Richard Flood, who served as chief curator of Manhattan’s New Museum for five years, died on Sunday, February 16, at the age of 81. The news of his passing was announced by the museum.
“Richard had a distinguished career as a gifted curator and critic and was beloved by many,” New Museum Director Lisa Phillips told Hyperallergic. “He was one of a kind: curious, funny, and extremely well-read. He had a keen eye and a sharp wit. We loved him as a colleague and friend, and he will be dearly missed.”
Flood joined the New Museum in 2005 as chief curator and became director of special projects and curator at large in 2010 before retiring in 2019. Previously, Flood had spent nine years as chief curator of the Walker Art Center in Minneapolis and worked as managing editor of Artforum, director of Barbara Gladstone Gallery, and curator at MoMA PS1. In 2017, he published a collection of essays from his 40-year career as a writer and critic, titled Richard Flood: Notes From The Playground.
His first group exhibition at the Walker Art Center was “Brilliant!” New Art from London, a survey of 22 emerging British artists that was celebrated by the Independent as a highlight of the 1995 art season.

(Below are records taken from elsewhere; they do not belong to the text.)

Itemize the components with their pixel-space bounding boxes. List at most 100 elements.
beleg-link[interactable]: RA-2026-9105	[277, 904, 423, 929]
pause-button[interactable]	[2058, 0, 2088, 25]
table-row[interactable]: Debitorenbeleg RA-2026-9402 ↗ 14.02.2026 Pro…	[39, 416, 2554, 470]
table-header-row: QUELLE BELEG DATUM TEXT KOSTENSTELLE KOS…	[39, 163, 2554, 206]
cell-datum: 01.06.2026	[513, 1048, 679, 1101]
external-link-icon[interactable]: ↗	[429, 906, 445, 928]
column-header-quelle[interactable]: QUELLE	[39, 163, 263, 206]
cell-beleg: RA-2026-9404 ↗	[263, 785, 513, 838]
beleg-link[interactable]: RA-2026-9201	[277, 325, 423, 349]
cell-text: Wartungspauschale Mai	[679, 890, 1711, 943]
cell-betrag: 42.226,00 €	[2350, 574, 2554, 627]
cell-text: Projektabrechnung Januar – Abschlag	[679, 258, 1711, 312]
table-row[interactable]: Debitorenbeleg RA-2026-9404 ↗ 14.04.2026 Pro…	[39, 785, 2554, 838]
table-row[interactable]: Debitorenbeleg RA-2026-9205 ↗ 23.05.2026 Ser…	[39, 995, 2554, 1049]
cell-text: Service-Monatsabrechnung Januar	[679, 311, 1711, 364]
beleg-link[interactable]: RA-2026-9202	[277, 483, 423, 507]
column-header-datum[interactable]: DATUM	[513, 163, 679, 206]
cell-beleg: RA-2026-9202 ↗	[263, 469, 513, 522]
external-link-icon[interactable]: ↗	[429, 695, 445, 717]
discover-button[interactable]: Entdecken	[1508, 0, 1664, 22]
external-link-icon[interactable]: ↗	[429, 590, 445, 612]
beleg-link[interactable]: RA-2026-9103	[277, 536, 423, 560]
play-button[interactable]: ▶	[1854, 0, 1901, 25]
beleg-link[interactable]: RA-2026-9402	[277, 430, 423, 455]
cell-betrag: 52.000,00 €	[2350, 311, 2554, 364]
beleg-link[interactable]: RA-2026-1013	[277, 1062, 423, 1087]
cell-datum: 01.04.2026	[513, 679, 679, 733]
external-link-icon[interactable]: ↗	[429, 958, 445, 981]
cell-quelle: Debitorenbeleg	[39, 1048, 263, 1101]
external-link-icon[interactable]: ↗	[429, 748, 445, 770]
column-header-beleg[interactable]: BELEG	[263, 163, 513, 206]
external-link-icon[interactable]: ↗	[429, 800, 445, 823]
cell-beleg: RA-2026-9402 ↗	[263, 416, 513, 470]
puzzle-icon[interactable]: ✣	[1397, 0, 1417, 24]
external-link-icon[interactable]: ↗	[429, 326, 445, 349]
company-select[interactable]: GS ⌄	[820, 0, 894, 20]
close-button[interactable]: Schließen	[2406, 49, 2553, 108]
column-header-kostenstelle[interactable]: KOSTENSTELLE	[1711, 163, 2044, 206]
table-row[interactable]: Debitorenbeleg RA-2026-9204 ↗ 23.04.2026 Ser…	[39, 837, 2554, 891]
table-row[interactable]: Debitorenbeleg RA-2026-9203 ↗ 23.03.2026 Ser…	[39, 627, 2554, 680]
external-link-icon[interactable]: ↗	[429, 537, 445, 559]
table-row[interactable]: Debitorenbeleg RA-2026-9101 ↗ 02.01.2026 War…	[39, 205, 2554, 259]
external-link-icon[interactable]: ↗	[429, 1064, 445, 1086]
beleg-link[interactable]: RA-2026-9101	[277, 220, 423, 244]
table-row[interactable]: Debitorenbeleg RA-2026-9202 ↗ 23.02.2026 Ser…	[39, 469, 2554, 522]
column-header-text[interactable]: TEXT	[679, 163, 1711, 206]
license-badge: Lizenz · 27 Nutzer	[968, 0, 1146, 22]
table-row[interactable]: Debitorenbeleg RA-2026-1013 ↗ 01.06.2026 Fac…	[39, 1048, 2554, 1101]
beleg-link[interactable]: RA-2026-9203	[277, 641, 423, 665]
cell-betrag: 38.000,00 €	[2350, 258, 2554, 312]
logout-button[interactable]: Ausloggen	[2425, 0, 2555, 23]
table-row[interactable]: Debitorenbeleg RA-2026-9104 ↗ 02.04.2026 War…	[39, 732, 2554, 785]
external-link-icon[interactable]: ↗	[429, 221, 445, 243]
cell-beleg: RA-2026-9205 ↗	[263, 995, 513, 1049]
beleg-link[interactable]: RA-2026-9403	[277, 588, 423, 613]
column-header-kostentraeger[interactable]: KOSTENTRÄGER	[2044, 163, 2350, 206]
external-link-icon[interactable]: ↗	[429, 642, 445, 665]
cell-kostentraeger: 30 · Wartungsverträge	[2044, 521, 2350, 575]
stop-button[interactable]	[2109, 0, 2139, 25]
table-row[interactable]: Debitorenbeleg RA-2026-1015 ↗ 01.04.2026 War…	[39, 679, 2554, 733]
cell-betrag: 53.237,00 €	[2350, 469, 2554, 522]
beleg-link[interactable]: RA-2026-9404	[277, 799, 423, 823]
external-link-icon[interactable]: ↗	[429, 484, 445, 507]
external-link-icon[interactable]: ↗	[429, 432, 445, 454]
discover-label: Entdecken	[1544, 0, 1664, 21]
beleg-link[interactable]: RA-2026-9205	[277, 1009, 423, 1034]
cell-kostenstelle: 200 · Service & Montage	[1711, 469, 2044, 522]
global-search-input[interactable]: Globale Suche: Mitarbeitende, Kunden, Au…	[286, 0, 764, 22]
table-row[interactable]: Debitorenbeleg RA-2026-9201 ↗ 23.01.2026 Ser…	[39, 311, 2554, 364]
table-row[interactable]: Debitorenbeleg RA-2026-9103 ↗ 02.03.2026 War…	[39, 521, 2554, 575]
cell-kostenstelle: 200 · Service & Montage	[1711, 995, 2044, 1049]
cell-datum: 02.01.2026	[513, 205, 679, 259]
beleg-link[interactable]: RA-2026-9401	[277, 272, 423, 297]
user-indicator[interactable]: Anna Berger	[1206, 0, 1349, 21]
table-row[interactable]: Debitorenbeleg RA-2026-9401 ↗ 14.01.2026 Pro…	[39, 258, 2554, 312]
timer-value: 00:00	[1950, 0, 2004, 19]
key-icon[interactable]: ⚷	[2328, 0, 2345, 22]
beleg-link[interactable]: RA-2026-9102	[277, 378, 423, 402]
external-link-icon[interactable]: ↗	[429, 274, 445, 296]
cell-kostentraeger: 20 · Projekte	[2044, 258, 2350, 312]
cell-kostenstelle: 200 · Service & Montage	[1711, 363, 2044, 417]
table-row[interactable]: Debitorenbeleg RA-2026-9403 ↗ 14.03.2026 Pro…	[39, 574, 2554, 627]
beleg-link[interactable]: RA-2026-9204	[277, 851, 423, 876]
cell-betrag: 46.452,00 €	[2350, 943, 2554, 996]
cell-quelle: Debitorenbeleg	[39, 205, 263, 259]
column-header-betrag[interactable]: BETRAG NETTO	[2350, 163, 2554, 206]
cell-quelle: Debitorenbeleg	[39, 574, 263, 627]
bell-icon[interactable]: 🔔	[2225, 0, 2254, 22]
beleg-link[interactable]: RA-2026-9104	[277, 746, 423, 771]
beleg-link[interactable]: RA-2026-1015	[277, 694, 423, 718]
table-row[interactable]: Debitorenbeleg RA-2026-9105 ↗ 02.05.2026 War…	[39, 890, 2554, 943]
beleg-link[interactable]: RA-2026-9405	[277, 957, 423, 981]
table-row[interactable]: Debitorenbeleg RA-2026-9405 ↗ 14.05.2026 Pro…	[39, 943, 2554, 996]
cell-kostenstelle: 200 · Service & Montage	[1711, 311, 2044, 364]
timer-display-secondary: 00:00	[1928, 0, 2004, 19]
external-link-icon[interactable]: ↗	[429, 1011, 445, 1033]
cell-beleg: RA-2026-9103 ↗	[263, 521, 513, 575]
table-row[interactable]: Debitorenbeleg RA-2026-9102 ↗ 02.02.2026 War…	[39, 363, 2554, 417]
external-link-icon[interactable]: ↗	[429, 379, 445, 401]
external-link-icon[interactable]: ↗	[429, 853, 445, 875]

In 2007, Flood curated the New Museum’s inaugural show at its 235 Bowery location, Unmonumental: The Object in the 21st Century, along with Massimiliano Gioni and Laura Hoptman, featuring 80 contemporary artworks exploring the parallel practices of sculpture and collage. He would go on to curate numerous other exhibitions during his tenure at the museum, including Double Album: Daniel Guzman and Stephen Shearer (2008), featuring works that tackled rock culture and self-portraiture; Rivane Neuenschwander: A Day Like Any Other (2010), which examined the artist’s contributions to Brazilian Conceptualism; and The Last Newspaper (2010–2011), with works incorporating newspapers from as early as the 1960s.
Fellow curator and mentee Corinne Erni, who worked with Flood at the New Museum from 2010 to 2015, told Hyperallergic that Flood’s passing is “a big loss to the art community.”
“Endlessly curious, Richard was a brilliant curator and writer, and an unconventional thinker with a great sense of humor,” said Erni, now chief curator of Art and Education at the Parrish Art Museum in Long Island.
Flood was a founding member of the New Museum’s IdeasCity, a free public initiative launched in 2011 that brought together artists, environmental activists, and poets over a series of festivals in New York City and New Orleans.
“For me, the biggest deal is making sure that the younger generation gets involved in positive ways and that somebody is helping them,” Flood said in a 2021 interview with the Creative Process podcast.
Flood also contributed to the establishment of the International Leadership Council, a global ambassador program that supports the New Museum’s programs and exhibitions.
“We shared a tremendous excitement about bringing together creatives from different disciplines in conferences, public art commissions, and street festivals to generate new networks, synergies, and propositions for urban living in New York, Istanbul, and São Paulo,” Erni said. “Richard will live on in all of those who participated.”